L’ambassadrice des Etats-Unis d’Amérique en Algérie, Elizabeth Moore Aubin : les relations algéro-américaines sont «fortes, croissantes et fondées sur le respect et l’amitié»
L’ambassadrice des Etats-Unis d’Amérique en Algérie, Mme Elizabeth Moore Aubin, a salué, mardi, les relations unissant les deux pays, affirmant qu’«elles sont fortes, croissantes et fondées sur le respect et l’amitié».
Dans une déclaration à la presse à l’issue de l’audience que lui a accordée le président de la République, M. Abdelmadjid Tebboune, à qui elle a rendu une visite d’adieu au terme de sa mission en Algérie, Mme Moore Aubin a souligné la profondeur des relations «fortes, croissantes et fondées sur des valeurs et des objectifs communs, ainsi que sur le respect et l’amitié» entre les deux pays.
Se disant convaincue que les Etats-Unis d’Amérique et l’Algérie sont capables de «réaliser beaucoup ensemble», la diplomate a assuré que «le grand travail accompli dans le cadre des relations solides bâties entre les deux pays se poursuivra».
Après avoir rappelé que ces relations bilatérales couvrent les domaines économiques et sécuritaires, l’ambassadrice a déclaré à ce propos: «nous œuvrons au développement de nos capacités en matière de coopération sécuritaire afin de renforcer la stabilité régionale et de lutter contre le terrorisme».
Elle a également évoqué les autres domaines de coopération bilatérale entre les deux parties, à l’instar des échanges culturels, éducatifs et agricoles, ainsi que le secteur de l’énergie.
A cette occasion, Mme Moore Aubin a dit avoir exprimé au président de la République sa gratitude pour le grand honneur qui lui a été fait en tant que représentante de son pays et pour le travail accompli avec lui et avec le Gouvernement algérien, une expérience qu’elle a qualifiée d’»édifiante et de fructueuse».
Elle est revenue aussi sur la période durant laquelle elle avait exercé en Algérie en tant que vice-cheffe de la mission américaine, affirmant que «c’est véritablement un pays exceptionnel par la richesse de sa culture et la générosité de son peuple».

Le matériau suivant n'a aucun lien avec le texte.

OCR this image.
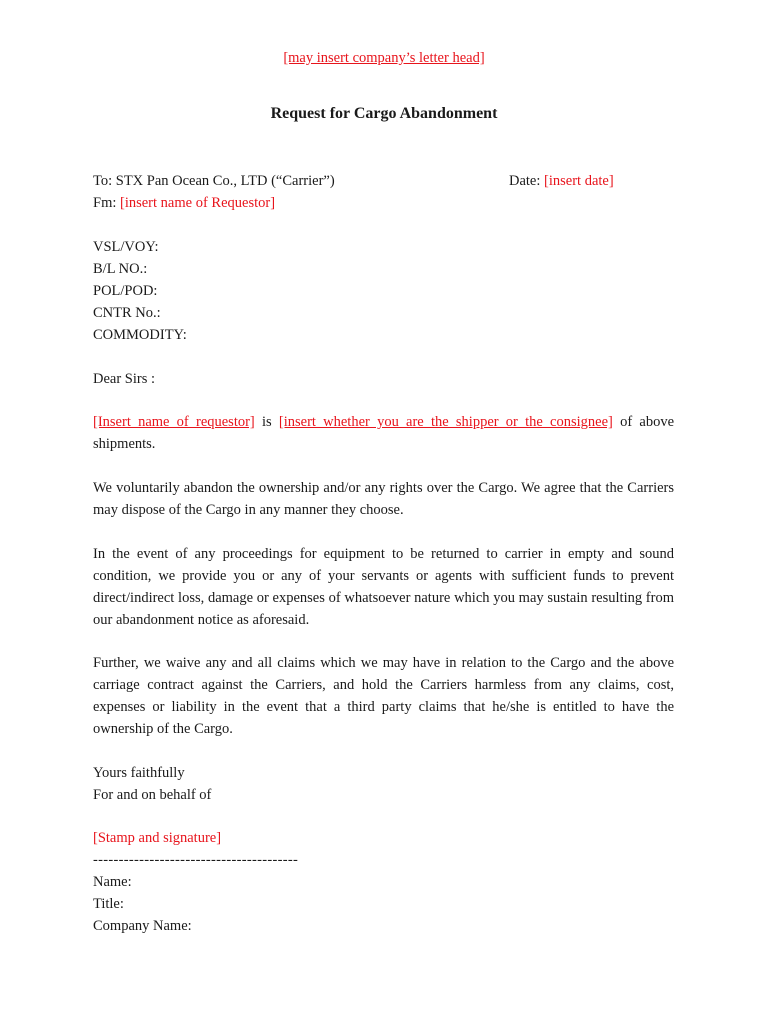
[may insert company’s letter head]
Request for Cargo Abandonment
To: STX Pan Ocean Co., LTD (“Carrier”)	Date: [insert date]
Fm: [insert name of Requestor]
VSL/VOY:
B/L NO.:
POL/POD:
CNTR No.:
COMMODITY:
Dear Sirs :
[Insert name of requestor] is [insert whether you are the shipper or the consignee] of above shipments.
We voluntarily abandon the ownership and/or any rights over the Cargo. We agree that the Carriers may dispose of the Cargo in any manner they choose.
In the event of any proceedings for equipment to be returned to carrier in empty and sound condition, we provide you or any of your servants or agents with sufficient funds to prevent direct/indirect loss, damage or expenses of whatsoever nature which you may sustain resulting from our abandonment notice as aforesaid.
Further, we waive any and all claims which we may have in relation to the Cargo and the above carriage contract against the Carriers, and hold the Carriers harmless from any claims, cost, expenses or liability in the event that a third party claims that he/she is entitled to have the ownership of the Cargo.
Yours faithfully
For and on behalf of
[Stamp and signature]
----------------------------------------
Name:
Title:
Company Name:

La diplomate a, par ailleurs, évoqué l’histoire commune entre les Etats-Unis et l’Algérie, soulignant qu’il s’agit d’«une histoire ancienne et riche, constituant un stimulant et une base solide pour nos relations», s’arrêtant particulièrement sur l’année 1795, date de la signature par les deux pays du Traité de paix et d’amitié, aux termes duquel ils sont convenus de se traiter mutuellement «avec respect et considération».
Dans ce sillage, elle a rappelé la célébration organisée il y a quelques mois à l’occasion du 230e anniversaire de la signature de ce document, avant d’évoquer la date du 5 juillet 1962, lorsque les Etats-Unis d’Amérique figuraient parmi les premiers pays à avoir reconnu l’indépendance de l’Algérie.
L’ambassadrice est revenue également sur l’année 1981, lorsque l’Algérie a joué, a-t-elle dit, «un rôle de médiation efficace et déterminant», contribuant de façon substantielle à la libération de 52 diplomates américains pris en otage à Téhéran.
«Ce sont là quelques exemples de l’histoire commune riche et ancienne qui nous unit, et nous continuerons d’œuvrer de concert pour rendre nos deux pays plus sûrs, plus forts et plus prospères», a-t-elle conclu.
L’audience s’est déroulée en présence du directeur de Cabinet à la Présidence de la République, M. Boualem Boualem, et du conseiller auprès du président de la République, chargé des affaires diplomatiques, M. Amar Abba.